Panamapchiiiit au Parlement européen
Par Jean-Luc Mélenchon, 13 avril 2016
Bon d’accord, on savait déjà que l’évasion fiscale engendrait une perte de 2000 milliards par an dans l’Union européenne ! C’est quand même l’équivalent d’une année de production d’un pays comme la France deuxième économie du continent. D’ailleurs, en France, la fraude fiscale coûte 60 à 80 milliards par an, soit davantage que le service annuel de la dette. En fait nous assistons à un scandale fiscal global par an en Europe. Ce qui permet de faire d’émouvantes vocalises d’indignation chez les faux-culs, notamment au Parlement européen.
Et pourtant on savait, et depuis longtemps. Et on ne fait rien depuis longtemps. L’affaire Clearstream, ça remonte quand même à 2001. Denis robert a payé de dix ans de procès ses révélations. Il s’agissait d’un système de transactions financières illégales et de blanchiment grâce à la société déjà luxembourgeoise Clearstream. En 2009, ce fut le scandale UBS concernant l’organisation d’un système d’évasion fiscale de Français vers la suisse. En 2013, c’est le « Offshore Leaks » : révélations de journaux à propos de l’évasion fiscale et de blanchiment dans des paradis fiscaux. Puis ce fut en 2014 « Luxleaks », un système « d’optimisation fiscale » des entreprises vers le Luxembourg en accord avec le gouvernement que dirigea Jean-Claude Juncker pendant 18 ans. Et en 2015 c’est le « Swissleaks », une organisation de l’évasion fiscale vers la Suisse par la banque HSBC.
Tout ça, ce sont les maladroits qui se font prendre. Les autres continuent leurs petites affaires gentiment. La question n’est donc pas seulement de savoir pourquoi des gens déjà si riches veulent l’être encore davantage ni même seulement de savoir qui c’est. La question est : comment cela est-il possible si simplement ? La réponse est que le trafic fiscal est dans le code génétique des traités européens. L’article 113 du traité de fonctionnement de l’union (TFUE) interdit l’harmonisation fiscale et donc encourage le moins disant comme un modèle de performance. L’article 63 (TFUE) interdit les restrictions à la libre circulation des capitaux dans l’Union et avec les pays tiers.
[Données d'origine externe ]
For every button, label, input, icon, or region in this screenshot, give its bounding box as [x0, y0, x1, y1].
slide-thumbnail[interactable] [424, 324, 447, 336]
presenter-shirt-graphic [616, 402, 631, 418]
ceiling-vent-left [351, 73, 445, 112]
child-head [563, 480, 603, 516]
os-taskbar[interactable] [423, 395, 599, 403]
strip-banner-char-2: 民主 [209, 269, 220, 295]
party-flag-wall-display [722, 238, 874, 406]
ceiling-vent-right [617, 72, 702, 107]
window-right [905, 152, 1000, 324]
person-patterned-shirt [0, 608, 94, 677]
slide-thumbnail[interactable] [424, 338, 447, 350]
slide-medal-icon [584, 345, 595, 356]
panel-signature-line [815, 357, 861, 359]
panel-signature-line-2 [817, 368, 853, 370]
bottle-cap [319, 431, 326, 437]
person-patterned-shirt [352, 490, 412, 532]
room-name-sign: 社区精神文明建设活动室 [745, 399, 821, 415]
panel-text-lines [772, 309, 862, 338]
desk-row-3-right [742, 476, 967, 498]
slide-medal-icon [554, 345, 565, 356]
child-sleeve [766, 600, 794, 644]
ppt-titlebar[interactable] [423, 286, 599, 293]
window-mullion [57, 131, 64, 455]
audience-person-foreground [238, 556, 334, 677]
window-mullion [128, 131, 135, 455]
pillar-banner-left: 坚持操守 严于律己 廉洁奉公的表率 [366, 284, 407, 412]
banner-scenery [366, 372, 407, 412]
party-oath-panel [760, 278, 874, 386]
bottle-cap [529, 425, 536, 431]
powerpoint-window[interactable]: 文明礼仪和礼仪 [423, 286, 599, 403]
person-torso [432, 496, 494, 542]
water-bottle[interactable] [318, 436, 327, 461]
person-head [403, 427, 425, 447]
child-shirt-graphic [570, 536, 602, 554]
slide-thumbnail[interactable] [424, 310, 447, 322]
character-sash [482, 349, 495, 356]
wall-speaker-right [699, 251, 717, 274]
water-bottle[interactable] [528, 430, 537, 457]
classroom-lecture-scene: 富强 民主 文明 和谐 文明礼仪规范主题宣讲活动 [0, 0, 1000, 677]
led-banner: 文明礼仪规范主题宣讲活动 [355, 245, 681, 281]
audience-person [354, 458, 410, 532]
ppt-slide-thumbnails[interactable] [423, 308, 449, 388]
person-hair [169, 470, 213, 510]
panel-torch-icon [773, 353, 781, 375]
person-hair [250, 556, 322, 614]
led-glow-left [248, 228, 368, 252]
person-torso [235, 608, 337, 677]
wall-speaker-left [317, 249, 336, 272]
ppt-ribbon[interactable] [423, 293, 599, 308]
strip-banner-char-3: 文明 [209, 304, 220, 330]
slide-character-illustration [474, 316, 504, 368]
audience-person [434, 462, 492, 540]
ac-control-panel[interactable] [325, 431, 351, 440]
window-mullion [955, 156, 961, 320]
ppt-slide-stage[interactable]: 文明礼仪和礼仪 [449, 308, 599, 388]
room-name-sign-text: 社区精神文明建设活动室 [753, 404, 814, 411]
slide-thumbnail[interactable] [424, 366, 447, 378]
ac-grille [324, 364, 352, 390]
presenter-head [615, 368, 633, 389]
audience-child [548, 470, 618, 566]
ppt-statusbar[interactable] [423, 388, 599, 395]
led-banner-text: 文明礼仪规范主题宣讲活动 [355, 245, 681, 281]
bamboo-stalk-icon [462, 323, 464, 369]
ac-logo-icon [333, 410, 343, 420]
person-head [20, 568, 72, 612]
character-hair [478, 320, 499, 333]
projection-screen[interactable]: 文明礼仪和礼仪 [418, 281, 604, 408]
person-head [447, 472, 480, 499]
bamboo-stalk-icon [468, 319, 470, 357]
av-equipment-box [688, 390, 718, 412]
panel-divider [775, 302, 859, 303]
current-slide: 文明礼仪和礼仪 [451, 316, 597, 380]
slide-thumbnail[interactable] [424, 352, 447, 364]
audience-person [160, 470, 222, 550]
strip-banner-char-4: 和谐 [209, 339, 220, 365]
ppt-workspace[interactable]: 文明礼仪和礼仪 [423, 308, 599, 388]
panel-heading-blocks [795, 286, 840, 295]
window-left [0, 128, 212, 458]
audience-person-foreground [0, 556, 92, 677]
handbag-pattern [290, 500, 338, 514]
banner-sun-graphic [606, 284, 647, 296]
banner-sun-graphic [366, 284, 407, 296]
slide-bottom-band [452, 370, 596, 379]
L’affaire Société Générale émerge en France au-dessus du lot des gens pris dans les « papiers du Panama ». Il faut dire que la mesure est comble : mentir sous serment devant une commission parlementaire ce n’est pas tous les jours. Mais de plus, la banque était encore sous contrôle de la Banque centrale européenne quand elle fabriquait ses sociétés offshores au Panama. Ce n’est pas très glorieux pour ceux qui contrôlaient… Pour finir, elle se classe dans le top 5 des agences ayant eu recours à la création de société offshore selon « Le Monde ». Ce qui montre que ce n’était pas une activité résiduelle ou marginale pour elle… Aucune sanction n’est annoncée, ni aucune enquête. Pourtant il faut savoir qu’une discrète perquisition a eu lieu. Quelle chance pour la banque ce fut sans la présence pourtant habituelle des chaines d’information en continu ! Mais pour l’instant, les seuls dans le collimateur c’est Kerviel, Koubbi et… moi du fait de la banque qui prétend nous poursuivre en diffamation.
Au total, le Commissaire Moscovici, l’ami de mon « ennemi c’est la finance », est venu épater la galerie au Parlement européen dans un scepticisme généralisé sur le nouveau train de mesures qu’il va proposer pour lutter contre les crimes fiscaux en Europe. On a le droit d’en rire par avance car le lendemain de la séance où il est venu faire ce genre de numéro, le Parlement examinait et adoptait un texte qui rend plus difficile le travail des journalistes et des lanceurs d’alertes. Telle est « l’Europe qui nous protège ». De mon côté, après avoir attendu trois heures et demi dans l’hémicycle mon tour de parole, j’ai disposé d’une somptueuse minute et quatorze secondes devant un hémicycle vide pour exposer ma proposition de créer un statut européen de lanceur d’alerte. Pour l’honneur. En vain.